NBN tower on Mount Camel axed by Aboriginal quarry

The tribunal found that, while the tower was unlikely to affect Aboriginal artefacts, it could ride roughshod over ‘intangible’ cultural values. Photo: Rob HomerAn attempt by government-owned NBN Co to build a telecommunications tower on rural Victoria’s Mount Camel has been scuppered by “intangible” cultural heritage sensitivities and an Aboriginal axe quarry.

The NBN Co is charged with rolling out Australia’s largest infrastructure project, a country-wide broadband network that includes building extensive wireless and cable infrastructure.

The decade-long building process, which started in 2009, has hit snags in the past, including asbestos contamination in underground ducts and significant political opposition.

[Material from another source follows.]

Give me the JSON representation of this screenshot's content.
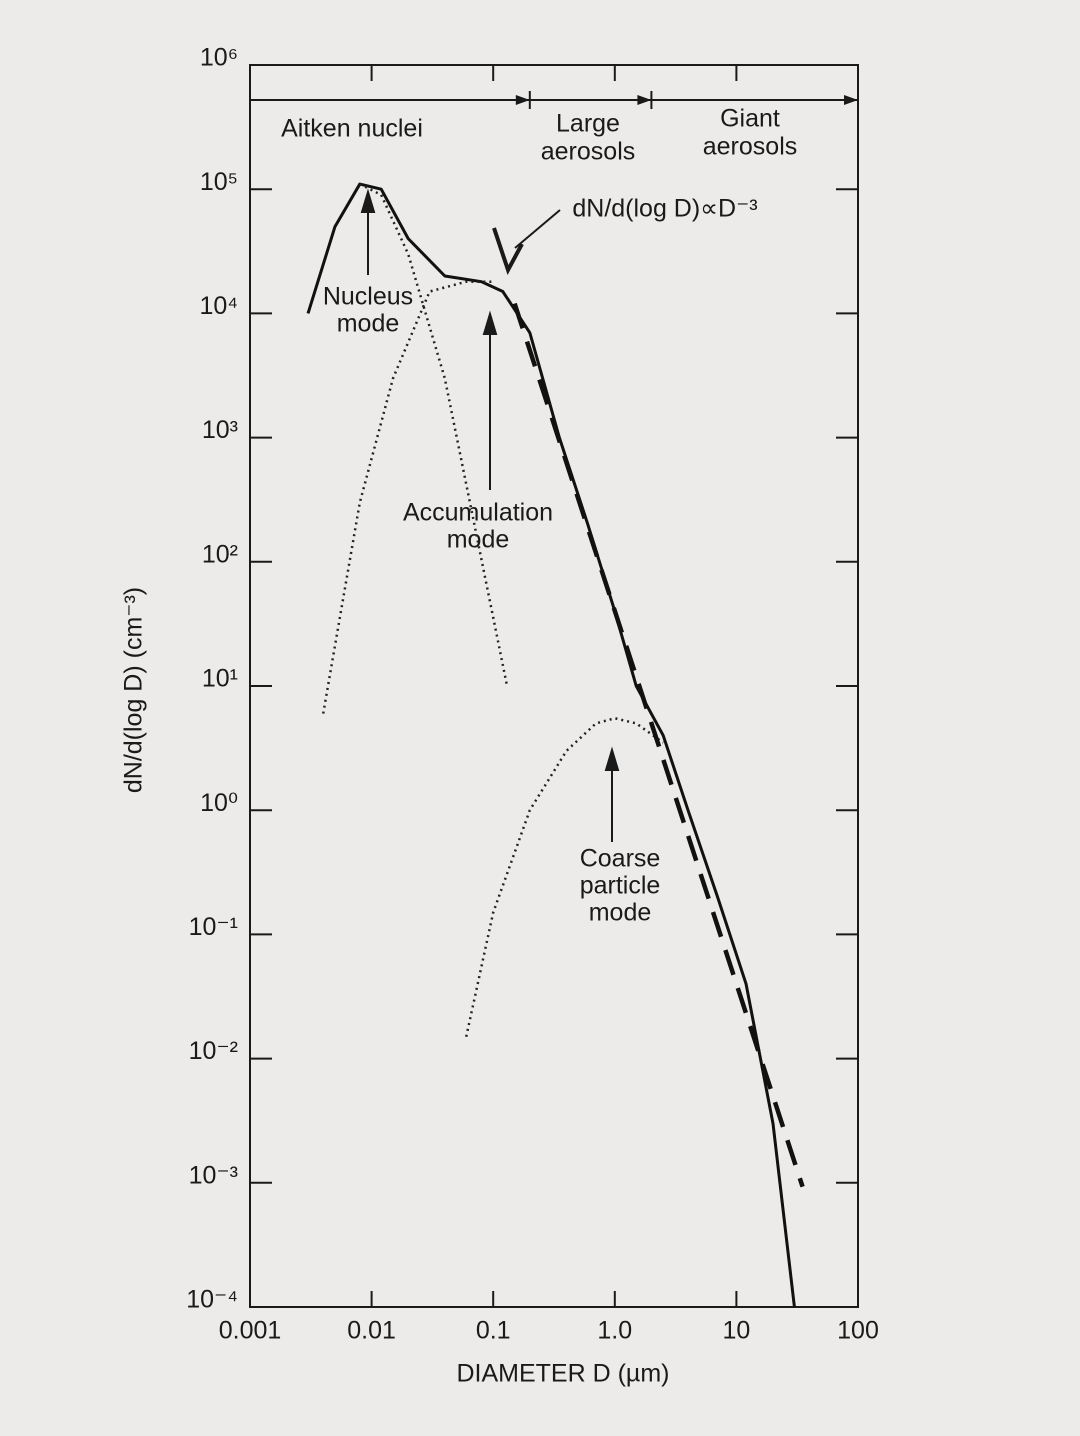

Now, NBN Co has been rebuked for failing to properly consult the Taungurung Aboriginal Clan about an access track and fixed wireless broadband tower it wants to build on Mount Camel’s summit near Bendigo.

The Mount Camel area has registered Aboriginal cultural heritage sites, including axe quarries.

NBN’s plans for a 25-metre-high tower and an equipment shed were scuttled by Victoria’s planning tribunal, which also chastised the company for failing to talk to local Aboriginal groups.

“The tribunal was not assisted by NBN Co’s expert choosing not to contact the Taungurung Clans Aboriginal Corporation to inquire about possible intangible values before preparing her witness statement and giving oral evidence,” a Victorian Civil and Administrative Tribunal member said.

The tribunal found that, while the tower was unlikely to affect Aboriginal artefacts, it could ride roughshod over “intangible” cultural values like stories and traditions about the landscape.

The tower would have a large and unacceptable visual impact, which, combined with the possible impact on cultural sensitivities, led the tribunal to reject it.

However, neither NBN nor the tribunal was able to assess what the intangible impact would be because the local Taungurung Clan “declined” to get involved in legal action or attend hearings.

It also failed to participate in a cultural heritage management plan that NBN Co volunteered to put together, the tribunal said.

Taungurung Clans Aboriginal Corporation chief executive Lawrence Moser said at the time the corporation was under-resourced and unable to respond.

NBN Co could have “gone about it a whole lot better”, Mr Moser said.

“All we wanted . . . was to engage in the process that’s set out under the legislation and to maintain our right to protect our cultural heritage. I think we’ve been treated unfairly.”

Consultation was a “high priority” for NBN Co, which took “great care to minimise the impact of our facilities in these areas”, a spokeswoman said.

“NBN is currently reviewing its options for making a decision on the best way to service the Mount Camel community,” she said.